Pechère J C, Pechère M M, Dugal R
Antimicrob Agents Chemother. 1976 May;9(5):761-5. doi: 10.1128/AAC.9.5.761.
The pharmacokinetics of intravenously administered sisomicin were studied in 33 patients with normal renal function and different degrees of renal impairment. In all patients, the serum disappearance of sisomicin, once distribution equilibrium had been achieved, followed first-order kinetics and percentage of hourly loss from serum decreased proportionally with decreasing renal function. Half-lives averaged 2.06 h in normal subjects (endogenous creatinine clearance greater than 80 ml/min per 1.73 m(2)) and reached 35.3 h in a virtually anephric subject. Linear relationships were defined between sisomicin serum half-life and the reciprocal of the endogenous creatinine clearance and serum creatinine concentration. The latter relationship indicates that the half-life of sisomicin may be approximated as twice the serum creatinine concentration and may be used for dosage adjustment in renal-impaired patients. Prediction of the extent of sisomicin removal by hemodialysis may be made from the relationship between the dialyzate of sisomicin and that of creatinine and blood urea nitrogen. Dosage schedules and methods of administration compatible with the pharmacokinetic properties of the antibiotic are finally proposed.

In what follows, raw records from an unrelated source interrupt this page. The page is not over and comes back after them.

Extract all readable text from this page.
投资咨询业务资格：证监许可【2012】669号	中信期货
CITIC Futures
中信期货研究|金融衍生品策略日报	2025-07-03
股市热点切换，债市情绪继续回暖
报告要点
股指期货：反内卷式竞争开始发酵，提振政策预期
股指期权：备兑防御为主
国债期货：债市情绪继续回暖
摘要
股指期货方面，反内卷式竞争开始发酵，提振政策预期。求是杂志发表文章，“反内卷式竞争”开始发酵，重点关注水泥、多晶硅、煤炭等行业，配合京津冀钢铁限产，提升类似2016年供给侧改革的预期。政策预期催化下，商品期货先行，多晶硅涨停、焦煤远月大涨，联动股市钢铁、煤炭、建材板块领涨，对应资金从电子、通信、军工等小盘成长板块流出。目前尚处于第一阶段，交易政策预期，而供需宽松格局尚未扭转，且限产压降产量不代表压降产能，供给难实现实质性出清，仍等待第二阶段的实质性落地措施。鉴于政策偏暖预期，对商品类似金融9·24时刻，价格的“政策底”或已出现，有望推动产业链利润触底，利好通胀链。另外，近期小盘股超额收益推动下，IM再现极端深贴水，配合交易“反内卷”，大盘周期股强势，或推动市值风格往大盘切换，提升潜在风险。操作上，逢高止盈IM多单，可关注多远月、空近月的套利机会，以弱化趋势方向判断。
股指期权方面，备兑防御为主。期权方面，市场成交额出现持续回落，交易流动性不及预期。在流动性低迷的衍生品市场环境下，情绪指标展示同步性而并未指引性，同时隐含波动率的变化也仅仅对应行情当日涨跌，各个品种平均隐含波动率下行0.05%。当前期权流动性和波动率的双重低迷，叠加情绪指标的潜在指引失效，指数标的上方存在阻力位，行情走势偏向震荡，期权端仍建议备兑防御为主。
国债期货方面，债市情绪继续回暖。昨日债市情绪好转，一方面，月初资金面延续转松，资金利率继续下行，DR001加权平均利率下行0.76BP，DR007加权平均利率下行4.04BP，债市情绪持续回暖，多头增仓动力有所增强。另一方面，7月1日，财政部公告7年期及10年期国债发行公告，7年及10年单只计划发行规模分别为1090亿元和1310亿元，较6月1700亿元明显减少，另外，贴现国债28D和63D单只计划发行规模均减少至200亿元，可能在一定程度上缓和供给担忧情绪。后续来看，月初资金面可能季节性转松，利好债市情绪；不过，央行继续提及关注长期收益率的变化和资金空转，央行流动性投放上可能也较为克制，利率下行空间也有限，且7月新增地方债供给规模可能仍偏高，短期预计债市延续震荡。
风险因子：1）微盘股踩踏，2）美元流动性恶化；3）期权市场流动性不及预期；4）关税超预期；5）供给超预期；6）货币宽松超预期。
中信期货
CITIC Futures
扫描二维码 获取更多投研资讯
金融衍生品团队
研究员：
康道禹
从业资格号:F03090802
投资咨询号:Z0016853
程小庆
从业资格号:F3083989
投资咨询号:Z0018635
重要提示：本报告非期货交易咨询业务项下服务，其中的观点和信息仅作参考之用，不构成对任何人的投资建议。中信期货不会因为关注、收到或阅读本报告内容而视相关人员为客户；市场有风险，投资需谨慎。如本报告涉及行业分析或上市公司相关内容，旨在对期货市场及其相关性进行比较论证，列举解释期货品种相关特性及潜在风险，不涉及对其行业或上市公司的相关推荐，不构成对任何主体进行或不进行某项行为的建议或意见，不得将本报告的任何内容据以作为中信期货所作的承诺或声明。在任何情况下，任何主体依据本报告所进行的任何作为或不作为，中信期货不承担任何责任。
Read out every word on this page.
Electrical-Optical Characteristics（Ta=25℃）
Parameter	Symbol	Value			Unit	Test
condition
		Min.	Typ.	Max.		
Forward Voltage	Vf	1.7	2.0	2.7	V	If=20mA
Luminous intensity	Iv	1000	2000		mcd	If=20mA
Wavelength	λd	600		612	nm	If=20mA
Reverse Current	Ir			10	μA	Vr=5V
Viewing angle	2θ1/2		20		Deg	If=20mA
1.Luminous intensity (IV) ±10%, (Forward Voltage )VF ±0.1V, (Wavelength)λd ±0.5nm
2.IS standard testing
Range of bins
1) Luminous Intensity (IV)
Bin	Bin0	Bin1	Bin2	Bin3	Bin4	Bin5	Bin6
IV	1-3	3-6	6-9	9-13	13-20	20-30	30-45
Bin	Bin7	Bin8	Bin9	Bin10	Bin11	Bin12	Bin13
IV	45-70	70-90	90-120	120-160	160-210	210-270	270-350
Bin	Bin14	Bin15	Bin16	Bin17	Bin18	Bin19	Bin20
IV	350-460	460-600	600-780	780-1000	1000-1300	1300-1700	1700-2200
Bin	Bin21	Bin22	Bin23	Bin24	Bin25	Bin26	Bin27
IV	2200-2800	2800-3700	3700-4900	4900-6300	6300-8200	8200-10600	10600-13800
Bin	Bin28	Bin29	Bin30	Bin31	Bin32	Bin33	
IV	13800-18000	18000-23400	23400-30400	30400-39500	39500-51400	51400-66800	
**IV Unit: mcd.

在33例肾功能正常和不同程度肾功能损害的患者中研究了静脉注射西索米星的药代动力学。在所有患者中,西索米星血清浓度在达到分布平衡后,遵循一级动力学,血清中每小时损失的百分比随肾功能降低成比例下降。正常受试者(内生肌酐清除率大于80 ml/min per 1.73 m²)中西索米星的半衰期平均为2.06小时,在几乎无肾的受试者中达到35.3小时。西索米星血清半衰期与内生肌酐清除率的倒数以及血清肌酐浓度之间呈线性关系。后一种关系表明,西索米星的半衰期约为血清肌酐浓度的两倍,可用于肾功能损害患者的剂量调整。可根据西索米星透析液与肌酐及血尿素氮透析液之间的关系预测血液透析中西索米星的清除程度。最后提出了与该抗生素药代动力学特性相适应的给药方案和给药方法。